Though I am pretty sure once the Dems get back in office the private accounts will miraculously be resurrected with the media helping along “this great new idea to save social security.”
neil
I’m pulling a pretty nifty expat trick, myself. See, in my new country, I don’t have to pay into the pension program because I’m a citizen of the US which has guaranteed benefits. On the other hand, I don’t have to pay FICA on my foreign wages because they’re in a country that has a pension program.
This is good, to me, because here we have one of those new-fangled privatized systems, and it pretty much sucks and will probably be dismantled in favor of an American-style system a few years.

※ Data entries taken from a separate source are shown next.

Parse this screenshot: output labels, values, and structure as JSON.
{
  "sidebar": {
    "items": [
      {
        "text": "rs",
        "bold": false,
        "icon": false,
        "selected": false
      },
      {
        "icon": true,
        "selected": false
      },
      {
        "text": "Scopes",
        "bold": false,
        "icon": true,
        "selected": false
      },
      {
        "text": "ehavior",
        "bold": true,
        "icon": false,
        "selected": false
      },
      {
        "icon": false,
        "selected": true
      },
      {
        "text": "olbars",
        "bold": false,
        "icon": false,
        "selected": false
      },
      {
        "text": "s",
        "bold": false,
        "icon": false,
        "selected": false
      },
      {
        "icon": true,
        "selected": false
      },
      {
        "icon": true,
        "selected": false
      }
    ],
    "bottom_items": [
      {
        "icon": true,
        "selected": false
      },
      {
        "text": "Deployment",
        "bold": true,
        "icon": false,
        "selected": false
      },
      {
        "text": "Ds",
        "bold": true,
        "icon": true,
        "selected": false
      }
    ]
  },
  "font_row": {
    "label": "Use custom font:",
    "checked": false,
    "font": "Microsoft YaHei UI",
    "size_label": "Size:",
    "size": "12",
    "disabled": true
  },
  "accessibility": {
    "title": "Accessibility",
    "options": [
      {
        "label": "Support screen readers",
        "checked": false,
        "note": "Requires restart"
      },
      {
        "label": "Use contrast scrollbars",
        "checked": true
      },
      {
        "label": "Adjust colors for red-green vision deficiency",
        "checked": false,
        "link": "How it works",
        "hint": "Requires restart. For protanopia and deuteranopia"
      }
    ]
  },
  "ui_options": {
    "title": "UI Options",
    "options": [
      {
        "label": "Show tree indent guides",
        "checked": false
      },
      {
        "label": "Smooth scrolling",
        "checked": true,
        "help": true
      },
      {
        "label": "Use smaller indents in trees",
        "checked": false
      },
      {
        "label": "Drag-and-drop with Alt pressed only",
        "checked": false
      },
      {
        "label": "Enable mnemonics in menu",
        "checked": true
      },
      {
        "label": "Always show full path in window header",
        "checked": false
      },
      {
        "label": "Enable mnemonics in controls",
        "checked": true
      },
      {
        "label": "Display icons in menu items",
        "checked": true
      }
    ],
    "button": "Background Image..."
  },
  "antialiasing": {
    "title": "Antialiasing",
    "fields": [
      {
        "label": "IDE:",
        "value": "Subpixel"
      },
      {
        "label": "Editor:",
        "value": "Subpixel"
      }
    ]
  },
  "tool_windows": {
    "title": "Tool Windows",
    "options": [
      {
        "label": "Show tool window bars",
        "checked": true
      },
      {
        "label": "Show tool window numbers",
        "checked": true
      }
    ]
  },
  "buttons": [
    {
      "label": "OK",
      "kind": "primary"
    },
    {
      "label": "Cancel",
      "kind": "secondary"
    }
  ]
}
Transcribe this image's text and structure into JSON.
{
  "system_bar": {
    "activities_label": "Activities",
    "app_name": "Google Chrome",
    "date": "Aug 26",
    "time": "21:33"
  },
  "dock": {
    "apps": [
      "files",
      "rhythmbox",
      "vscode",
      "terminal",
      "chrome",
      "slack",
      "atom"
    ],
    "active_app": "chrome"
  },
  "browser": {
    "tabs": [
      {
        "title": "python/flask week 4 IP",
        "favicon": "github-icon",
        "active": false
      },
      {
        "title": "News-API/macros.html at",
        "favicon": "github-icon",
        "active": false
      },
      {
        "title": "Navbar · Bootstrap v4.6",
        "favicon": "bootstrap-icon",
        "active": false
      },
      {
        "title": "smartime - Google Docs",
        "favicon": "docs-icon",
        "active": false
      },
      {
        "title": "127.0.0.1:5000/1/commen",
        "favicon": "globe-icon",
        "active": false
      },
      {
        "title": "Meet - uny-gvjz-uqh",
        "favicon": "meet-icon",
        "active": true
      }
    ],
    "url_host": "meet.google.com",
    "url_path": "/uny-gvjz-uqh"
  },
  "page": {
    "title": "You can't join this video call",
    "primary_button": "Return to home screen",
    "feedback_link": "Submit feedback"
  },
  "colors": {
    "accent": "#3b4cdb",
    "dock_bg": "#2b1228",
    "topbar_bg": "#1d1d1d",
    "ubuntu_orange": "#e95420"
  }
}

It goes without saying that Bush used this country as a proof that his little scheme would work.
Steve
I wouldn’t put my money on this, but even if private accounts are inevitable, I still think we’re better off if we wait until the administration that gave us Katrina, the Iraq war, and Medicare Part D is out of office.
What Clinton proposed in the late 90s was add-on private accounts, keeping the existing Social Security system intact. At a minimum, resurrecting that idea would improve our national savings rate, which is something we desperately need. Add-on accounts can also be fully self-directed, because even if people manage to blow all the money at least they have a safety net under that. There are still serious problems, but at least you don’t have trillions of dollars in transition costs, which is probably THE major issue with the Bush plan. It would be flat-out stupid to take on that kind of new debt just to “fix” the possibility of a deficit of payments 50 years from now.
John
SS should be left alone until it becomes such a complete failure that it can have no hope of continuing. Thank god the democrats are blocking this idea that may allow this stupid beast to continue to live. BTY, is the point to save SS or is it for americans to have enough money when they retire that they are not a burden on socity. You can do one or the other but not both.
Dougie
Why would small-government, non-welfare state ideologues want to continue with a program they believe to be socialist?
GOP4Me
Socialists nationalize all industries. They’re the ultimate statists, and the net effect of strangling competition is stagnation and decay.. Bush and the neo-conservatives, on the other hand, give industries subsidies that enhance their power and their ability to develop new outlets for employment, trade, and financial improvement. You couldn’t ask for a larger difference between the two.
So you concede that Republicans control government because Democrats have no idea how to control government. Even if we handed over control of it to them tomorrow, what would they do? Enact some Stalinist mumbo-jumbo, then sit back waiting for the terrorists to strike us again? Great alternative. No wonder Kerry won. Oh, wait… HE LOST.
Those tax cuts are the only thing that saved America’s economy from 8 years of Clintonomics. Without them, we’d all be selling apples for $.10 apiece or something right now. Just like our grandpappies did under Roosevelt’s boondoggles.
Doing something that’s 90% right is a damn sight better than doing nothing, trying to figure out the 100% right answer while your enemies attack you. If you don’t agree, we’ll have to leave it at that.
I envy you. It’s a waste of my money.
In other words, SS creates the problem it’s supposed to cure.
That’s why the program is being privatized and de-socialized, you dunderhead.